“Northern Ireland’s feed businesses have the world’s leading program for the management of risks to the feed and food chain and the Food Fortress network is the envy of every other region. It is increasingly recognised in the marketplace and gives a competitive advantage to the product of Northern Ireland,” said Professor Chris Elliot, who was speaking at the Food Fortress members meeting in Armagh earlier this week.
“The local feed trade is to be congratulated for what has been achieved through the collaborative approach to feed surveillance. The sharing of information with the authorities is also a first, and has created a positive relationship between industry and the regulators with the common aim of protecting the food chain.”
Food Fortress Director, Robin Irvine told members that the sampling program now covers 79 compound feed manufacturers – including 16 in the Republic of Ireland and seven on the UK mainland.
Mr Irvine reported that the program was now self-financing and acknowledged the assistance of InvestNI who had helped to fund the network through the start-up period.
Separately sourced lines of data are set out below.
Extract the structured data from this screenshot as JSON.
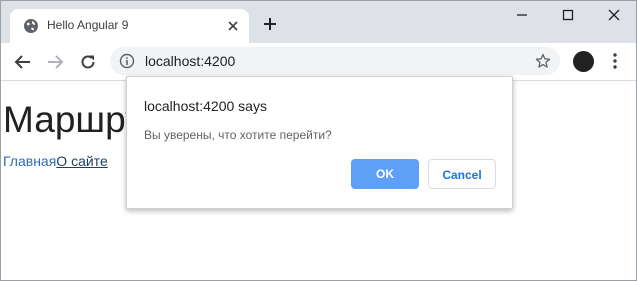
{
  "tab": {
    "title": "Hello Angular 9"
  },
  "address_bar": {
    "url": "localhost:4200"
  },
  "profile": {
    "avatar_text": ""
  },
  "page": {
    "heading": "Маршрут",
    "nav_links": [
      {
        "label": "Главная"
      },
      {
        "label": "О сайте"
      }
    ]
  },
  "dialog": {
    "title": "localhost:4200 says",
    "message": "Вы уверены, что хотите перейти?",
    "ok_label": "OK",
    "cancel_label": "Cancel"
  },
  "icons": {
    "favicon": "globe-icon",
    "tab_close": "close-icon",
    "new_tab": "plus-icon",
    "minimize": "minimize-icon",
    "maximize": "maximize-icon",
    "close": "close-icon",
    "back": "back-arrow-icon",
    "forward": "forward-arrow-icon",
    "reload": "reload-icon",
    "site_info": "info-icon",
    "bookmark": "star-icon",
    "menu": "kebab-menu-icon"
  },
  "colors": {
    "tabstrip": "#dee1e6",
    "link": "#2f6db5",
    "ok_button": "#5e9ff8",
    "cancel_text": "#1a73e8"
  }
}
“We have five million tonnes of compound feed production covered by our surveillance and with around 80 samples passing through our system every month we have amassed a substantial database of results and a clear understanding of the contamination risks facing the industry. The fact that the principal importing companies are also contributing their test results on imported feed materials adds another dimension to the program and allows us to identify the challenges coming from other parts of the world.”
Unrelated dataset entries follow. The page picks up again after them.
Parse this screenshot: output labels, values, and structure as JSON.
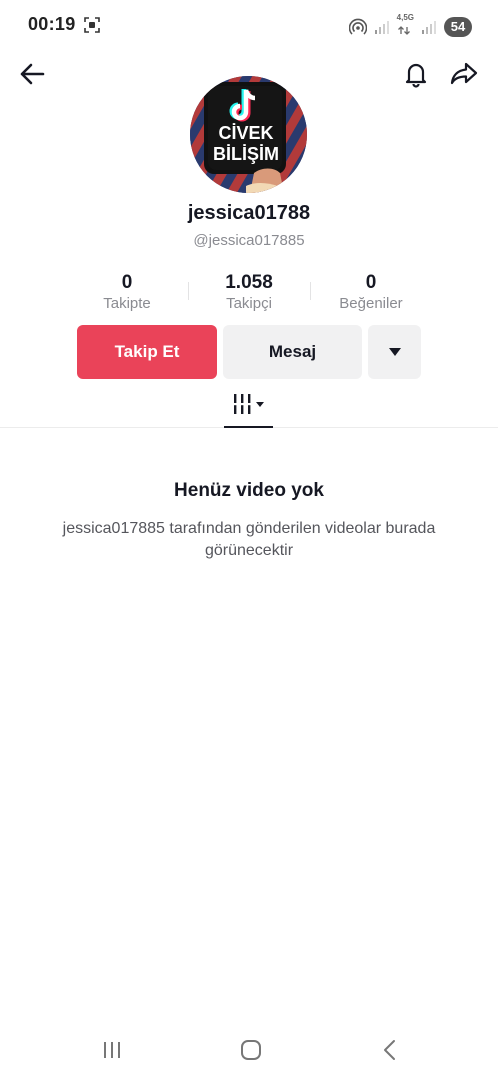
{
  "status_bar": {
    "time": "00:19",
    "network_label": "4,5G",
    "battery": "54"
  },
  "profile": {
    "avatar_text_line1": "CİVEK",
    "avatar_text_line2": "BİLİŞİM",
    "username": "jessica01788",
    "handle": "@jessica017885"
  },
  "stats": {
    "following": {
      "value": "0",
      "label": "Takipte"
    },
    "followers": {
      "value": "1.058",
      "label": "Takipçi"
    },
    "likes": {
      "value": "0",
      "label": "Beğeniler"
    }
  },
  "actions": {
    "follow_label": "Takip Et",
    "message_label": "Mesaj"
  },
  "empty_state": {
    "title": "Henüz video yok",
    "description": "jessica017885 tarafından gönderilen videolar burada görünecektir"
  },
  "colors": {
    "follow_button": "#ea4359",
    "secondary_button": "#f1f1f2",
    "text_primary": "#161823",
    "text_secondary": "#8a8b91"
  },
  "icons": {
    "back": "arrow-left-icon",
    "bell": "bell-icon",
    "share": "share-icon",
    "dropdown": "triangle-down-icon",
    "videos_tab": "grid-bars-icon",
    "sys_recent": "recent-apps-icon",
    "sys_home": "home-icon",
    "sys_back": "chevron-left-icon"
  }
}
Current results are indicating that the risks from Dioxins, Heavy Metals, Aflatoxins and Pesticides residues are well under control.
“We are detecting increased levels of some mycotoxins however – and while these toxins pose no threat to human consumers they have the potential to impact on animal health and performance. Measurement and mitigation is the key to driving livestock performance and guidance on the safe inclusion rates for different raw materials, the susceptibility of different species and ages of livestock and the use of binding agents which neutralise the anti-nutrient activity are provided on the members website,” said Robin
Climate change is contributing to this increase and mycotoxins are now ubiquitous across a range of feed materials.
“The search for more advanced analytical techniques to meet this challenge has led to an agreement with the University of Vienna where new methodologies have been developed which will widen the scope of our testing and help identify the most effective mitigation. This new methodology will be employed at the Queens University laboratory in Belfast and will improve our ability to manage these toxins - with the potential to drive improvements in feed efficiency and more profitable production, particularly in the intensive sector,” added Robin.